È il Napoli a rivelare un’altra faccia di Voiello. La cover del cellulare con Insigne, Hamsik e Higuaín. La suoneria di Un giorno all’improvviso. E poi quella scena, mai andata in onda: Voiello che si tuffa in una fontana per festeggiare lo scudetto del Napoli. Dopo una vita costruita su potere e intrighi, il Napoli è la sua unica valvola di sfogo. L’unico spazio dove può essere davvero se stesso. Che il Napoli fosse più di una squadra per Voiello, Sorrentino ce lo aveva già suggerito. Come? Nel suo nome: Voiello. Sponsor del Napoli negli anni ’90. Ancora una volta, Sorrentino ci dice che il calcio non è mai un caso. È una scelta. Una cifra stilistica.
È stata la mano di Dio
Qui, le presentazioni non servono: il titolo entra a gamba tesa nell’immaginario calcistico. Film autobiografico del 2021, massima espressione di un’idea già chiara: il calcio, per Paolo Sorrentino, è vita. Salvifico, come detto in apertura.
Giugno 1984. A casa Sorrentino (Schisa, nel film), i genitori hanno appena litigato per un tradimento. La situazione si è appena placata e il telefono squilla. Dall’altro capo, la banca dove lavora il padre (Toni Servillo). La fideiussione tanto attesa dai napoletani è finalmente arrivata. Significa solo una cosa: Diego Armando Maradona è del Napoli.
Una notizia ormai insperata, visto che il mercato era a poche ore dalla chiusura e tutte le testate giornalistiche nazionali davano la trattativa per saltata. La realtà fu diversa. Quella del film è una scelta narrativa. Una realtà che Sorrentino ha comunque poi rivelato:
Era l’estate dei miei 14 anni e mi trovavo in vacanza da solo in Inghilterra. Chiamavo a casa ogni tre giorni e uno di questi giorni mio padre mi disse che il Napoli aveva comprato Maradona. Poi fece una pausa e mi disse di aver già fatto gli abbonamenti per l’anno seguente.
Aprile 1987. Un salto nel tempo. Come da tradizione, la famiglia Sorrentino ha intenzione di recarsi nel weekend nella casa di Roccaraso. Ma Paolo ha altri piani: vuole seguire il Napoli in trasferta a Empoli, in piena corsa scudetto.
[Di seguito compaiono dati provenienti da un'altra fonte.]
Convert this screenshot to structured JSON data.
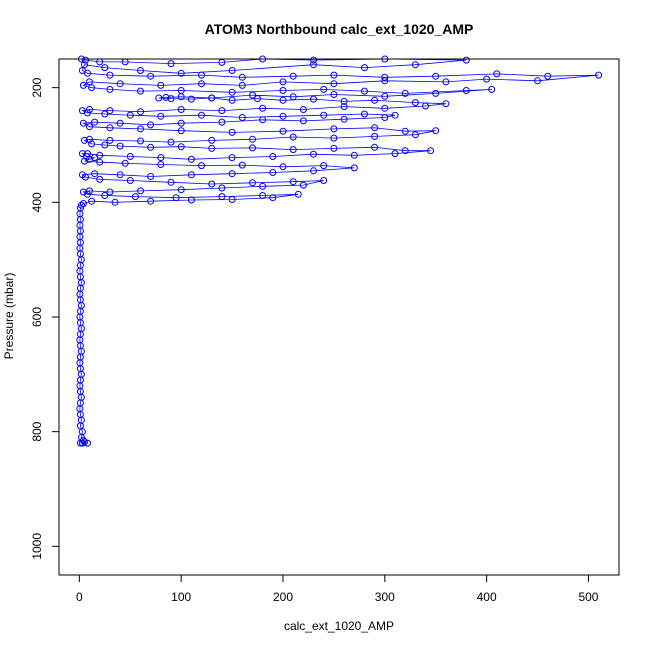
{
  "chart_data": {
    "type": "scatter",
    "title": "ATOM3 Northbound calc_ext_1020_AMP",
    "xlabel": "calc_ext_1020_AMP",
    "ylabel": "Pressure (mbar)",
    "xlim": [
      -20,
      530
    ],
    "ylim": [
      1050,
      150
    ],
    "y_reversed": true,
    "xticks": [
      0,
      100,
      200,
      300,
      400,
      500
    ],
    "yticks": [
      200,
      400,
      600,
      800,
      1000
    ],
    "series_color": "#0000ff",
    "series": [
      {
        "name": "",
        "points": [
          [
            2,
            150
          ],
          [
            6,
            152
          ],
          [
            20,
            155
          ],
          [
            45,
            155
          ],
          [
            90,
            158
          ],
          [
            140,
            156
          ],
          [
            180,
            150
          ],
          [
            230,
            152
          ],
          [
            300,
            150
          ],
          [
            380,
            152
          ],
          [
            330,
            160
          ],
          [
            280,
            165
          ],
          [
            230,
            160
          ],
          [
            150,
            170
          ],
          [
            100,
            175
          ],
          [
            60,
            170
          ],
          [
            25,
            165
          ],
          [
            5,
            160
          ],
          [
            3,
            170
          ],
          [
            8,
            175
          ],
          [
            30,
            178
          ],
          [
            70,
            180
          ],
          [
            120,
            178
          ],
          [
            160,
            182
          ],
          [
            210,
            180
          ],
          [
            250,
            178
          ],
          [
            300,
            182
          ],
          [
            350,
            180
          ],
          [
            410,
            176
          ],
          [
            460,
            180
          ],
          [
            510,
            178
          ],
          [
            450,
            188
          ],
          [
            400,
            185
          ],
          [
            360,
            190
          ],
          [
            300,
            188
          ],
          [
            250,
            193
          ],
          [
            200,
            190
          ],
          [
            160,
            196
          ],
          [
            120,
            193
          ],
          [
            80,
            196
          ],
          [
            40,
            193
          ],
          [
            10,
            190
          ],
          [
            4,
            196
          ],
          [
            12,
            200
          ],
          [
            30,
            203
          ],
          [
            60,
            206
          ],
          [
            100,
            205
          ],
          [
            150,
            208
          ],
          [
            200,
            205
          ],
          [
            240,
            203
          ],
          [
            280,
            206
          ],
          [
            320,
            210
          ],
          [
            380,
            205
          ],
          [
            405,
            203
          ],
          [
            350,
            210
          ],
          [
            300,
            215
          ],
          [
            250,
            212
          ],
          [
            210,
            216
          ],
          [
            170,
            213
          ],
          [
            130,
            218
          ],
          [
            100,
            216
          ],
          [
            85,
            217
          ],
          [
            78,
            218
          ],
          [
            90,
            219
          ],
          [
            110,
            220
          ],
          [
            130,
            218
          ],
          [
            150,
            222
          ],
          [
            175,
            219
          ],
          [
            200,
            222
          ],
          [
            230,
            220
          ],
          [
            260,
            224
          ],
          [
            290,
            222
          ],
          [
            330,
            226
          ],
          [
            360,
            228
          ],
          [
            340,
            232
          ],
          [
            300,
            236
          ],
          [
            260,
            233
          ],
          [
            220,
            238
          ],
          [
            180,
            236
          ],
          [
            140,
            240
          ],
          [
            100,
            238
          ],
          [
            60,
            242
          ],
          [
            30,
            240
          ],
          [
            10,
            238
          ],
          [
            3,
            240
          ],
          [
            8,
            244
          ],
          [
            25,
            246
          ],
          [
            50,
            248
          ],
          [
            80,
            250
          ],
          [
            120,
            248
          ],
          [
            160,
            252
          ],
          [
            200,
            250
          ],
          [
            240,
            248
          ],
          [
            280,
            246
          ],
          [
            310,
            248
          ],
          [
            300,
            252
          ],
          [
            260,
            255
          ],
          [
            220,
            258
          ],
          [
            180,
            256
          ],
          [
            140,
            260
          ],
          [
            100,
            262
          ],
          [
            70,
            265
          ],
          [
            40,
            262
          ],
          [
            15,
            260
          ],
          [
            4,
            262
          ],
          [
            10,
            268
          ],
          [
            30,
            270
          ],
          [
            60,
            272
          ],
          [
            100,
            275
          ],
          [
            150,
            278
          ],
          [
            200,
            276
          ],
          [
            250,
            272
          ],
          [
            290,
            270
          ],
          [
            320,
            276
          ],
          [
            350,
            275
          ],
          [
            330,
            282
          ],
          [
            290,
            285
          ],
          [
            250,
            288
          ],
          [
            210,
            286
          ],
          [
            170,
            290
          ],
          [
            130,
            292
          ],
          [
            90,
            295
          ],
          [
            60,
            293
          ],
          [
            30,
            292
          ],
          [
            10,
            290
          ],
          [
            5,
            292
          ],
          [
            12,
            298
          ],
          [
            25,
            300
          ],
          [
            40,
            302
          ],
          [
            70,
            304
          ],
          [
            100,
            303
          ],
          [
            130,
            306
          ],
          [
            170,
            305
          ],
          [
            210,
            308
          ],
          [
            250,
            306
          ],
          [
            290,
            304
          ],
          [
            320,
            310
          ],
          [
            345,
            310
          ],
          [
            310,
            315
          ],
          [
            270,
            318
          ],
          [
            230,
            316
          ],
          [
            190,
            320
          ],
          [
            150,
            322
          ],
          [
            110,
            325
          ],
          [
            80,
            322
          ],
          [
            50,
            320
          ],
          [
            20,
            318
          ],
          [
            8,
            315
          ],
          [
            3,
            315
          ],
          [
            7,
            320
          ],
          [
            15,
            322
          ],
          [
            10,
            325
          ],
          [
            5,
            328
          ],
          [
            20,
            330
          ],
          [
            45,
            332
          ],
          [
            80,
            334
          ],
          [
            120,
            336
          ],
          [
            160,
            335
          ],
          [
            200,
            338
          ],
          [
            240,
            336
          ],
          [
            270,
            340
          ],
          [
            230,
            345
          ],
          [
            190,
            348
          ],
          [
            150,
            350
          ],
          [
            110,
            352
          ],
          [
            70,
            355
          ],
          [
            40,
            352
          ],
          [
            15,
            350
          ],
          [
            3,
            352
          ],
          [
            6,
            356
          ],
          [
            20,
            360
          ],
          [
            50,
            362
          ],
          [
            90,
            365
          ],
          [
            130,
            368
          ],
          [
            170,
            366
          ],
          [
            210,
            364
          ],
          [
            240,
            362
          ],
          [
            220,
            370
          ],
          [
            180,
            372
          ],
          [
            140,
            375
          ],
          [
            100,
            378
          ],
          [
            60,
            380
          ],
          [
            30,
            382
          ],
          [
            10,
            380
          ],
          [
            4,
            382
          ],
          [
            8,
            386
          ],
          [
            25,
            388
          ],
          [
            55,
            390
          ],
          [
            95,
            392
          ],
          [
            140,
            390
          ],
          [
            180,
            388
          ],
          [
            215,
            386
          ],
          [
            190,
            392
          ],
          [
            150,
            395
          ],
          [
            110,
            396
          ],
          [
            70,
            398
          ],
          [
            35,
            400
          ],
          [
            12,
            398
          ],
          [
            4,
            402
          ],
          [
            2,
            405
          ],
          [
            1,
            410
          ],
          [
            0.5,
            420
          ],
          [
            1,
            430
          ],
          [
            0.5,
            440
          ],
          [
            1,
            450
          ],
          [
            0.5,
            460
          ],
          [
            1,
            470
          ],
          [
            0.5,
            480
          ],
          [
            1,
            490
          ],
          [
            2,
            500
          ],
          [
            1,
            510
          ],
          [
            0.5,
            520
          ],
          [
            1,
            530
          ],
          [
            2,
            540
          ],
          [
            1,
            550
          ],
          [
            0.5,
            560
          ],
          [
            1,
            570
          ],
          [
            2,
            580
          ],
          [
            1,
            590
          ],
          [
            0.5,
            600
          ],
          [
            1,
            610
          ],
          [
            2,
            620
          ],
          [
            1,
            630
          ],
          [
            0.5,
            640
          ],
          [
            1,
            650
          ],
          [
            2,
            660
          ],
          [
            1,
            670
          ],
          [
            0.5,
            680
          ],
          [
            1,
            690
          ],
          [
            2,
            700
          ],
          [
            1,
            710
          ],
          [
            0.5,
            720
          ],
          [
            1,
            730
          ],
          [
            2,
            740
          ],
          [
            1,
            750
          ],
          [
            0.5,
            760
          ],
          [
            1,
            770
          ],
          [
            2,
            780
          ],
          [
            1,
            790
          ],
          [
            3,
            800
          ],
          [
            2,
            810
          ],
          [
            4,
            815
          ],
          [
            5,
            818
          ],
          [
            1,
            820
          ],
          [
            3,
            820
          ],
          [
            8,
            820
          ]
        ]
      }
    ]
  }
}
Quella montagna sarà fatale. I genitori di Paolo muoiono nel sonno, avvelenati dal monossido di carbonio.
Facile, quasi inevitabile, pensare a una sola cosa: è stata la mano di Dio. Maradona ha salvato la vita di Sorrentino. E non sembra allora più così bizzarro quel ringraziamento sul palco dell’Oscar, addirittura fatto prima di quello ai genitori.
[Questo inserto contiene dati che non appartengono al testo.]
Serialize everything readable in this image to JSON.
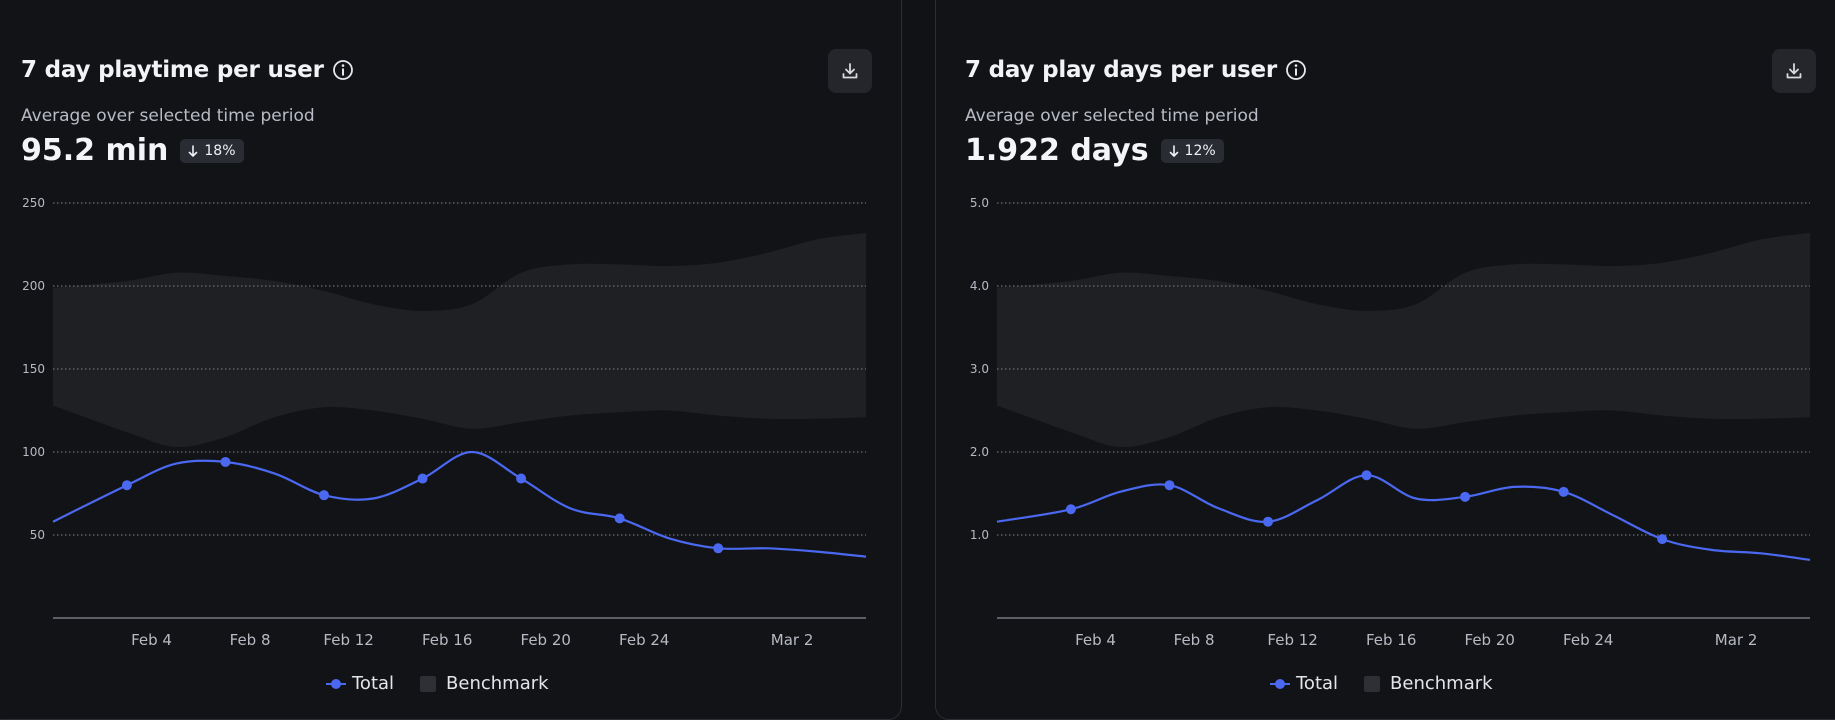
{
  "colors": {
    "series": "#4a69f0",
    "benchmark_band": "#1f2024",
    "grid": "#6b6e78",
    "axis": "#8a8d96",
    "tick_text": "#b7bac3"
  },
  "panels": [
    {
      "title": "7 day playtime per user",
      "info_icon": "info-icon",
      "download_icon": "download-icon",
      "subtitle": "Average over selected time period",
      "value": "95.2 min",
      "change": "18%",
      "change_direction": "down",
      "legend": {
        "total": "Total",
        "benchmark": "Benchmark"
      }
    },
    {
      "title": "7 day play days per user",
      "info_icon": "info-icon",
      "download_icon": "download-icon",
      "subtitle": "Average over selected time period",
      "value": "1.922 days",
      "change": "12%",
      "change_direction": "down",
      "legend": {
        "total": "Total",
        "benchmark": "Benchmark"
      }
    }
  ],
  "chart_data": [
    {
      "type": "area",
      "title": "7 day playtime per user",
      "xlabel": "",
      "ylabel": "",
      "x_ticks": [
        "Feb 4",
        "Feb 8",
        "Feb 12",
        "Feb 16",
        "Feb 20",
        "Feb 24",
        "Mar 2"
      ],
      "y_ticks": [
        "50",
        "100",
        "150",
        "200",
        "250"
      ],
      "y_tick_values": [
        50,
        100,
        150,
        200,
        250
      ],
      "ylim": [
        0,
        250
      ],
      "grid": true,
      "legend": "bottom-center",
      "series": [
        {
          "name": "Total",
          "type": "line",
          "x": [
            "Jan 31",
            "Feb 3",
            "Feb 5",
            "Feb 7",
            "Feb 9",
            "Feb 11",
            "Feb 13",
            "Feb 15",
            "Feb 17",
            "Feb 19",
            "Feb 21",
            "Feb 23",
            "Feb 25",
            "Feb 27",
            "Mar 1",
            "Mar 3",
            "Mar 5"
          ],
          "values": [
            58,
            80,
            93,
            94,
            87,
            74,
            72,
            84,
            100,
            84,
            66,
            60,
            48,
            42,
            42,
            40,
            37
          ],
          "markers": [
            "Feb 3",
            "Feb 7",
            "Feb 11",
            "Feb 15",
            "Feb 19",
            "Feb 23",
            "Feb 27"
          ]
        },
        {
          "name": "Benchmark",
          "type": "band",
          "x": [
            "Jan 31",
            "Feb 3",
            "Feb 5",
            "Feb 7",
            "Feb 9",
            "Feb 11",
            "Feb 13",
            "Feb 15",
            "Feb 17",
            "Feb 19",
            "Feb 21",
            "Feb 23",
            "Feb 25",
            "Feb 27",
            "Mar 1",
            "Mar 3",
            "Mar 5"
          ],
          "upper": [
            199,
            203,
            208,
            206,
            203,
            197,
            189,
            185,
            189,
            208,
            213,
            213,
            212,
            214,
            220,
            228,
            232
          ],
          "lower": [
            128,
            112,
            103,
            109,
            121,
            127,
            125,
            120,
            114,
            118,
            122,
            124,
            125,
            122,
            120,
            120,
            121
          ]
        }
      ]
    },
    {
      "type": "area",
      "title": "7 day play days per user",
      "xlabel": "",
      "ylabel": "",
      "x_ticks": [
        "Feb 4",
        "Feb 8",
        "Feb 12",
        "Feb 16",
        "Feb 20",
        "Feb 24",
        "Mar 2"
      ],
      "y_ticks": [
        "1.0",
        "2.0",
        "3.0",
        "4.0",
        "5.0"
      ],
      "y_tick_values": [
        1,
        2,
        3,
        4,
        5
      ],
      "ylim": [
        0,
        5
      ],
      "grid": true,
      "legend": "bottom-center",
      "series": [
        {
          "name": "Total",
          "type": "line",
          "x": [
            "Jan 31",
            "Feb 3",
            "Feb 5",
            "Feb 7",
            "Feb 9",
            "Feb 11",
            "Feb 13",
            "Feb 15",
            "Feb 17",
            "Feb 19",
            "Feb 21",
            "Feb 23",
            "Feb 25",
            "Feb 27",
            "Mar 1",
            "Mar 3",
            "Mar 5"
          ],
          "values": [
            1.16,
            1.31,
            1.52,
            1.6,
            1.32,
            1.16,
            1.42,
            1.72,
            1.44,
            1.46,
            1.58,
            1.52,
            1.24,
            0.95,
            0.82,
            0.78,
            0.7
          ],
          "markers": [
            "Feb 3",
            "Feb 7",
            "Feb 11",
            "Feb 15",
            "Feb 19",
            "Feb 23",
            "Feb 27"
          ]
        },
        {
          "name": "Benchmark",
          "type": "band",
          "x": [
            "Jan 31",
            "Feb 3",
            "Feb 5",
            "Feb 7",
            "Feb 9",
            "Feb 11",
            "Feb 13",
            "Feb 15",
            "Feb 17",
            "Feb 19",
            "Feb 21",
            "Feb 23",
            "Feb 25",
            "Feb 27",
            "Mar 1",
            "Mar 3",
            "Mar 5"
          ],
          "upper": [
            3.98,
            4.06,
            4.16,
            4.12,
            4.06,
            3.94,
            3.78,
            3.7,
            3.78,
            4.16,
            4.26,
            4.26,
            4.24,
            4.28,
            4.4,
            4.56,
            4.64
          ],
          "lower": [
            2.56,
            2.24,
            2.06,
            2.18,
            2.42,
            2.54,
            2.5,
            2.4,
            2.28,
            2.36,
            2.44,
            2.48,
            2.5,
            2.44,
            2.4,
            2.4,
            2.42
          ]
        }
      ]
    }
  ]
}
Nella vita e nel film, Maradona salva Sorrentino. E salva Napoli. Diventa simbolo, speranza, riscatto per una città in crisi. Risveglia Napoli, suona la tromba. È aria pura. Gioia. Orgoglio collettivo. Il pretesto per un grido: “Dannazione, esistiamo anche noi.” Napoli cresce con la figura del Pibe: si fa bella. Sorrentino si fa uomo.
L’attesa della festa
L’ultima opera di Sorrentino, uscita a fine 2024, racconta la storia di Parthenope, nata nel 1950. La sua vita prende un’altra strada. Dopo mille vicissitudini, sceglie di stare lontana da Napoli per quarant’anni. A Trieste. L’unico richiamo al Napoli è nella scena finale.
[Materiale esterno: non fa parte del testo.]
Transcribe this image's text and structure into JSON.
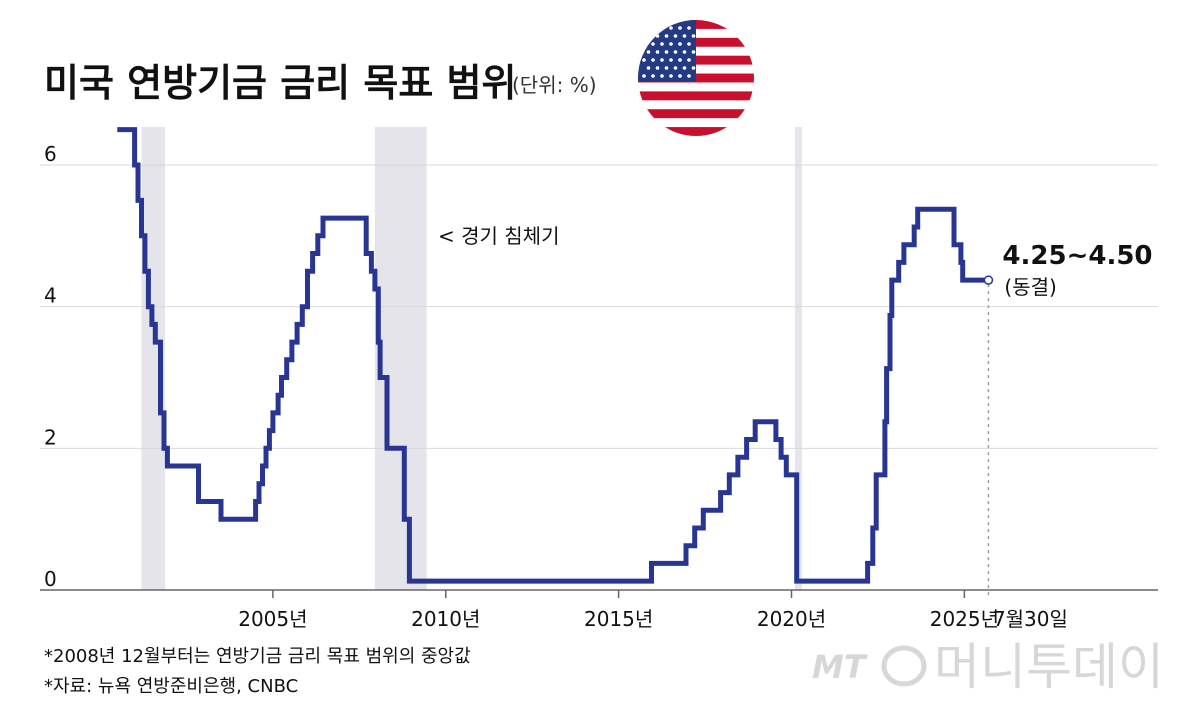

Parthenope, tornata a Napoli dopo il pensionamento, cammina per le vie della città, guardandola come se fosse la prima volta. Ancora follemente innamorata di una città che le aveva fatto male. Dalla direzione opposta arriva un piccolo autobus scoperto a tinte Calcio Napoli, chiaro rimando ai festeggiamenti per lo scudetto vinto l’anno precedente.
Parthenope è incredula. Aveva lasciato una Napoli ferita, la ritrova in festa. Lo stesso percorso della sua anima. Napoli l’ha spinta via. Ora la riaccoglie. Con l’unico amore che non tradisce mai: quello per la squadra. L’amore che ti salva.